B) Reiterada jurisprudencia como la reseñada en SSTS 28 mayo 2013 (Rec. 5/2012), 3 julio 2013 (Rec. 88/2012) o 25 marzo 2014 (Rec. 161/2013) viene exigiendo, para que el motivo prospere:
1. Que se señale con claridad y precisión el hecho cuestionado (lo que ha de adicionarse, rectificarse o suprimirse).
2. Bajo esta delimitación conceptual fáctica no pueden incluirse normas de Derecho o su exégesis. La modificación o adición que se pretende no debe comportar valoraciones jurídicas. Las calificaciones jurídicas que sean determinantes del fallo tienen exclusiva -y adecuada- ubicación en la fundamentación jurídica.
3. Que la parte no se limite a manifestar su discrepancia con la sentencia recurrida o el conjunto de los hechos probados, sino que se delimite con exactitud en qué discrepa.
4. Que su errónea apreciación derive de forma clara, directa y patente de documentos obrantes en autos (indicándose cuál o cuáles de ellos así lo evidencian), sin necesidad de argumentaciones o conjeturas [no es suficiente una genérica remisión a la prueba documental practicada].
5. La variación del relato de hechos únicamente puede basarse en prueba documental obrante en autos y que demuestre la equivocación del juzgador, y en pericial, teniendo en cuenta las amplias facultades que en la pericial se otorgan al juzgador, en atención a las reglas de la sana crítica, y ello sin perjuicio de que las restantes pruebas puedan ofrecer un índice de comprensión sobre el propio contenido de los documentos en los que la parte encuentra fundamento para las modificaciones propuestas, pero en ningún caso son medios idóneos para la revisión histórica suplicacional ( STS/SOC de 6 de febrero de 2019 [rec. 224/2017].
6. Que se ofrezca el texto concreto conteniendo la narración fáctica en los términos que se consideren acertados, enmendando la que se tilda de equivocada, bien sustituyendo o suprimiendo alguno de sus puntos, bien complementándolos.

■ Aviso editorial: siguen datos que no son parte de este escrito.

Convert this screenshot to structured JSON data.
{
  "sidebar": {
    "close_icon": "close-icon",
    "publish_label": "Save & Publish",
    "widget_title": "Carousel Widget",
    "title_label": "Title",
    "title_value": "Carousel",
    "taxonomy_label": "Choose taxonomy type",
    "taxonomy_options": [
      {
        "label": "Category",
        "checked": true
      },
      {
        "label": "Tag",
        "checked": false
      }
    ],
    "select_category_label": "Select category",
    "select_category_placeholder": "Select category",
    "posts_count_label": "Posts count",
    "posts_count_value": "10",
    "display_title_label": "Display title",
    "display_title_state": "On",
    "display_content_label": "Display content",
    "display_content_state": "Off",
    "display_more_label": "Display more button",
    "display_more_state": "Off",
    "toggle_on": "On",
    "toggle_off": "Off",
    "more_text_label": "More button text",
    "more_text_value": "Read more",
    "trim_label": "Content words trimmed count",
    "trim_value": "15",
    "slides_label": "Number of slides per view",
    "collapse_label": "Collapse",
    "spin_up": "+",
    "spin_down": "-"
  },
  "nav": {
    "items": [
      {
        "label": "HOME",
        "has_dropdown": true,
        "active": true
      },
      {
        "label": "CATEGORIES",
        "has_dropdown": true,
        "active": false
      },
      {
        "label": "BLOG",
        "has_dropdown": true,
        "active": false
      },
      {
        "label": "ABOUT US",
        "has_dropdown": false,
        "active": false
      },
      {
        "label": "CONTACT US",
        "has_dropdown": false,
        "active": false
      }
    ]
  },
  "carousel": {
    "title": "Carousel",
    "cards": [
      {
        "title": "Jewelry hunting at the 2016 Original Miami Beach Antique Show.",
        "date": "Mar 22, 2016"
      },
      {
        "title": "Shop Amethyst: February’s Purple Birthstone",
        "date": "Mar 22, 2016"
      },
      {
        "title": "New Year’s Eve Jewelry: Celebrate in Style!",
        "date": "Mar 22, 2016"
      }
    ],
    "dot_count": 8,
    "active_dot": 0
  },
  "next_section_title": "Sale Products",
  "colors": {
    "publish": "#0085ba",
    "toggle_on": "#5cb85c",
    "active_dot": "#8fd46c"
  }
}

7. Que se trate de elementos fácticos trascendentes para modificar el fallo de instancia, aunque puede admitirse si refuerza argumentalmente el sentido del fallo, no obstante, el Tribunal de suplicación debe dejar definitivamente configurada la relación de hechos probados y contener todos los necesarios para una posterior resolución del RCUD ( STS/SOC de 12 de julio de 2001 [rec. 4722/2000]).
8. Que quien invoque el motivo precise los términos en que deben quedar redactados los hechos probados y su influencia en la variación del signo del pronunciamiento.

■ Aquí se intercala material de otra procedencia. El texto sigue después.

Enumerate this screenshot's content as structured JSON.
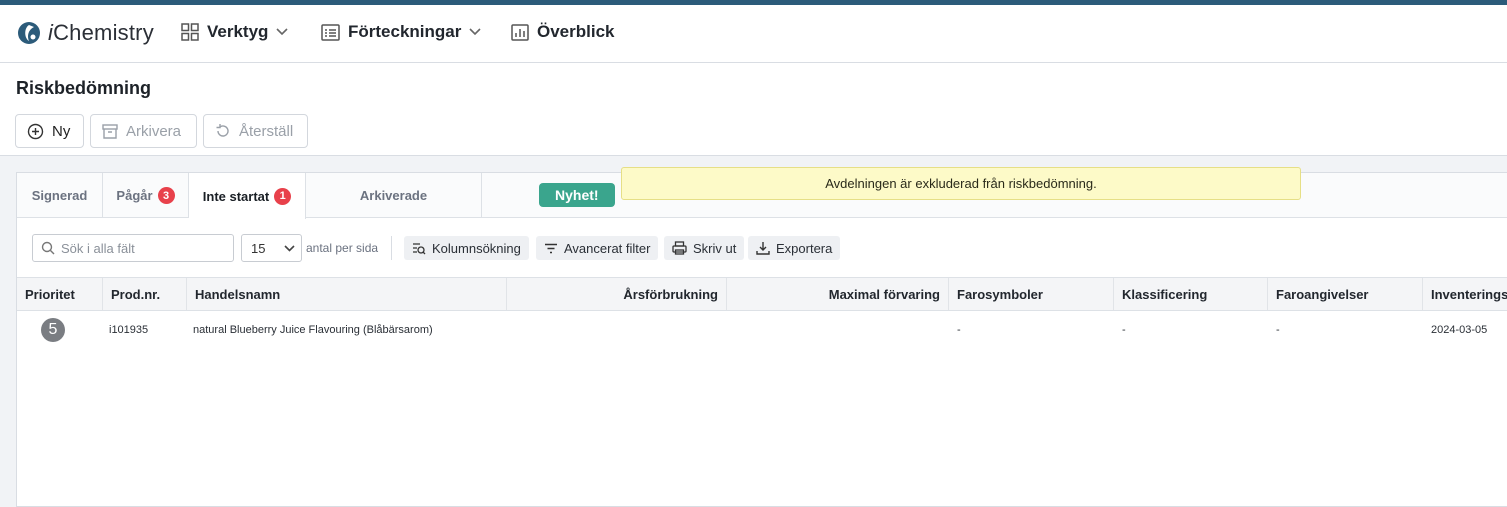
{
  "app": {
    "brand_prefix": "i",
    "brand_suffix": "Chemistry",
    "accent": "#2c5b7a"
  },
  "nav": {
    "items": [
      {
        "label": "Verktyg",
        "icon": "grid-icon",
        "dropdown": true
      },
      {
        "label": "Förteckningar",
        "icon": "list-icon",
        "dropdown": true
      },
      {
        "label": "Överblick",
        "icon": "chart-icon",
        "dropdown": false
      }
    ]
  },
  "page": {
    "title": "Riskbedömning"
  },
  "actions": {
    "new_label": "Ny",
    "archive_label": "Arkivera",
    "restore_label": "Återställ"
  },
  "tabs": [
    {
      "label": "Signerad",
      "badge": null,
      "active": false
    },
    {
      "label": "Pågår",
      "badge": "3",
      "active": false
    },
    {
      "label": "Inte startat",
      "badge": "1",
      "active": true
    },
    {
      "label": "Arkiverade",
      "badge": null,
      "active": false
    }
  ],
  "nyhet_label": "Nyhet!",
  "notice_text": "Avdelningen är exkluderad från riskbedömning.",
  "toolbar": {
    "search_placeholder": "Sök i alla fält",
    "per_page_value": "15",
    "per_page_label": "antal per sida",
    "column_search_label": "Kolumnsökning",
    "advanced_filter_label": "Avancerat filter",
    "print_label": "Skriv ut",
    "export_label": "Exportera"
  },
  "table": {
    "columns": [
      "Prioritet",
      "Prod.nr.",
      "Handelsnamn",
      "Årsförbrukning",
      "Maximal förvaring",
      "Farosymboler",
      "Klassificering",
      "Faroangivelser",
      "Inventeringse"
    ],
    "rows": [
      {
        "priority": "5",
        "prod_nr": "i101935",
        "trade_name": "natural Blueberry Juice Flavouring (Blåbärsarom)",
        "annual_use": "",
        "max_storage": "",
        "hazard_symbols": "-",
        "classification": "-",
        "hazard_statements": "-",
        "inventory_date": "2024-03-05"
      }
    ]
  }
}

9. Que no se limite el recurrente a instar la inclusión de datos convenientes a su postura procesal, pues lo que contempla es el presunto error cometido en instancia y que sea trascendente para el fallo. Cuando refuerza argumentalmente el sentido del fallo no puede decirse que sea irrelevante a los efectos resolutorios, y esta circunstancia proporciona justificación para incorporarla al relato de hechos, cumplido -eso sí- el requisito de tener indubitado soporte documental.
C) De acuerdo con todo ello, aun invocándose prueba documental o pericial, la revisión de hechos sólo puede ser acogida si el documento o dictamen de que se trate tiene "una eficacia radicalmente excluyente, contundente e incuestionable, de tal forma que el error denunciado emane por sí mismo de los elementos probatorios invocados, de forma clara, directa y patente, y en todo caso sin necesidad de argumentos, deducciones, conjeturas o interpretaciones valorativas" ( STS de 16 de noviembre de 1998, recurso 1653/1998). Por tanto, no prosperará la revisión cuando el contenido del documento o del dictamen pericial entre en contradicción con el resultado de otras pruebas a las que el órgano judicial de instancia haya otorgado, razonadamente, mayor valor.
D) La declaración de hechos probados no puede ser combatida sobre la base de presunciones establecidas por el recurrente.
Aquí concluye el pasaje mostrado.